Siy CEO bahkan tak repot-repot memolesnya — mereka menyebut ini sebagai 'transisi menuju perusahaan konten global yang berfokus pada streaming dan teknologi.' Dan ya, mereka memangkas tenaga kerja kurang dari 5% lewat program pengunduran diri sukarela. Tapi inilah ironinya: mereka menyingkirkan peran lama sambil teriak-teriak membangun masa depan yang 'lincah dan mandiri.' Katakan lagi — siapa sebenarnya yang menang?
Saya di-PHK tahun lalu setelah 18 tahun bekerja. Mereka bilang itu 'masa depan.' Sekarang saya baca soal 'pemutusan sukarela' dan 'pergeseran strategis,' sementara saya nyetir Uber. Bilang saya sinis, tapi 'masa depan' terasa seperti tiket satu arah keluar dari industri ini untuk orang-orang sepertiku.

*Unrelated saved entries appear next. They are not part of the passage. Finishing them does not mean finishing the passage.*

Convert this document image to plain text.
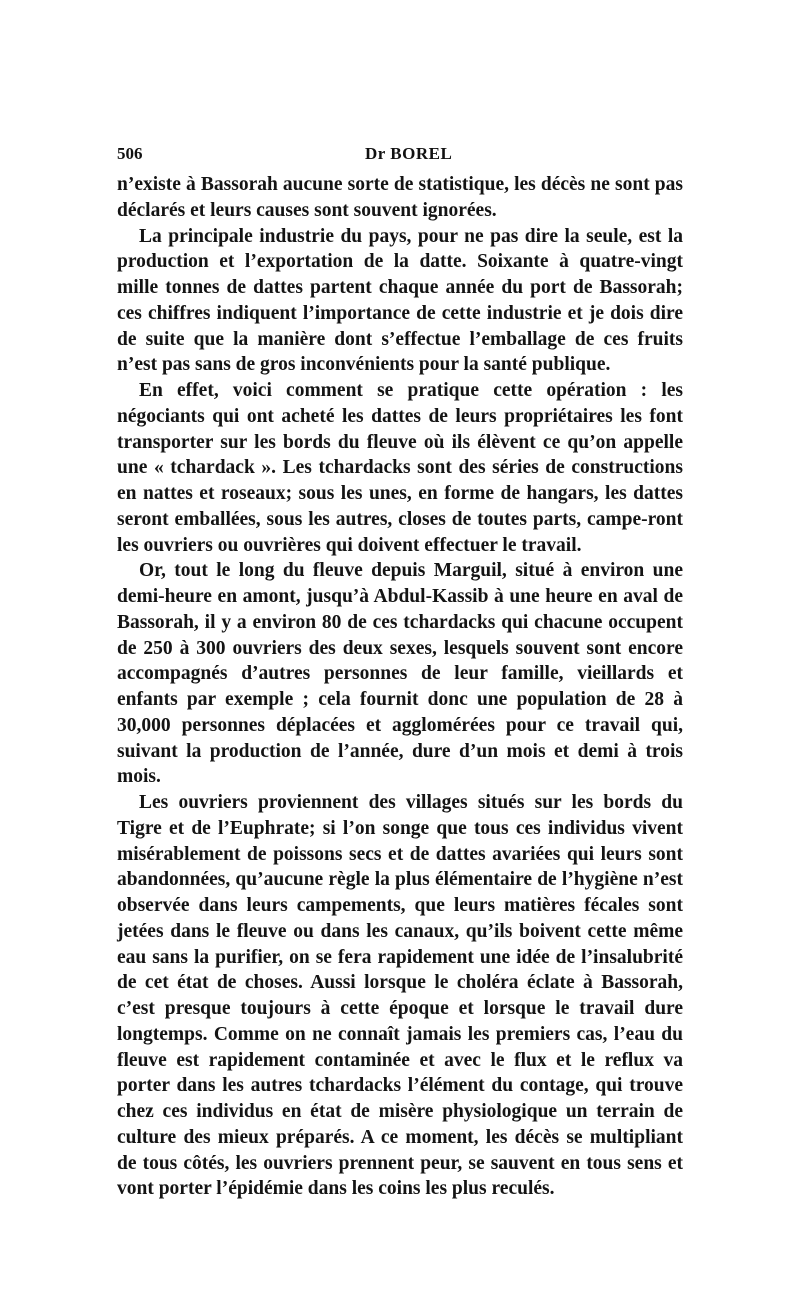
506	Dr BOREL

n’existe à Bassorah aucune sorte de statistique, les décès ne sont pas déclarés et leurs causes sont souvent ignorées.

La principale industrie du pays, pour ne pas dire la seule, est la production et l’exportation de la datte. Soixante à quatre-vingt mille tonnes de dattes partent chaque année du port de Bassorah; ces chiffres indiquent l’importance de cette industrie et je dois dire de suite que la manière dont s’effectue l’emballage de ces fruits n’est pas sans de gros inconvénients pour la santé publique.

En effet, voici comment se pratique cette opération : les négociants qui ont acheté les dattes de leurs propriétaires les font transporter sur les bords du fleuve où ils élèvent ce qu’on appelle une « tchardack ». Les tchardacks sont des séries de constructions en nattes et roseaux; sous les unes, en forme de hangars, les dattes seront emballées, sous les autres, closes de toutes parts, campe-ront les ouvriers ou ouvrières qui doivent effectuer le travail.

Or, tout le long du fleuve depuis Marguil, situé à environ une demi-heure en amont, jusqu’à Abdul-Kassib à une heure en aval de Bassorah, il y a environ 80 de ces tchardacks qui chacune occupent de 250 à 300 ouvriers des deux sexes, lesquels souvent sont encore accompagnés d’autres personnes de leur famille, vieillards et enfants par exemple ; cela fournit donc une population de 28 à 30,000 personnes déplacées et agglomérées pour ce travail qui, suivant la production de l’année, dure d’un mois et demi à trois mois.

Les ouvriers proviennent des villages situés sur les bords du Tigre et de l’Euphrate; si l’on songe que tous ces individus vivent misérablement de poissons secs et de dattes avariées qui leurs sont abandonnées, qu’aucune règle la plus élémentaire de l’hygiène n’est observée dans leurs campements, que leurs matières fécales sont jetées dans le fleuve ou dans les canaux, qu’ils boivent cette même eau sans la purifier, on se fera rapidement une idée de l’insalubrité de cet état de choses. Aussi lorsque le choléra éclate à Bassorah, c’est presque toujours à cette époque et lorsque le travail dure longtemps. Comme on ne connaît jamais les premiers cas, l’eau du fleuve est rapidement contaminée et avec le flux et le reflux va porter dans les autres tchardacks l’élément du contage, qui trouve chez ces individus en état de misère physiologique un terrain de culture des mieux préparés. A ce moment, les décès se multipliant de tous côtés, les ouvriers prennent peur, se sauvent en tous sens et vont porter l’épidémie dans les coins les plus reculés.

Dengar, saya paham dampak emosionalnya, tapi jujur saja: berpegang pada model TV kabel yang sekarat hanya karena 'kita selalu begini' bukanlah kepemimpinan—itu nostalgia. AMC memangkas lemak, bukan otot. Arus kas bebas naik. Itulah yang membiayai inovasi. Sentimen tak akan menayangkan satu episode pun.
Pergeserannya nyata. Mereka tidak sekadar mengikuti tren — mereka sudah membangun infrastruktur nyata: AMC+, Shudder, ALLBLK. Ini bukan janji kosong. Dan 10,4 juta pelanggan? Itu bukan angka kecil yang bisa diabaikan.
Harga naik, kualitas konten mentok, dan kita disuruh bersemangat karena perusahaan memangkas karyawan sambil hampir tidak tumbuh? Ini bukan evolusi — ini hemat biaya yang dibungkus istilah keren teknologi.
Model 'global, lincah, mandiri' berhasil ketika itu bukan sekadar omong kosong PR. Lihat Netflix. Lihat Disney+. AMC belum sejauh itu, tapi mereka menuju arah yang benar — dan 10,4 juta adalah basis yang kuat untuk berkembang.
Sebagai produser, saya bimbang. Lebih sedikit slot linear = lebih sedikit peluang masuk. Tapi AMC Studios? Kini mereka punya platform global untuk benar-benar menyalurkan karya indie yang luar biasa. Sistemnya rusak, tapi pergeseran ini bisa memperbaiki lebih banyak daripada merusak.
Ini bukan sekadar soal konten — ini realignment struktural. Penurunan TV kabel sudah pasti terjadi. Biaya marjinal distribusi streaming hampir nol. Satu-satunya kejutan? Bahwa perusahaan lama butuh waktu lama untuk mengakuinya.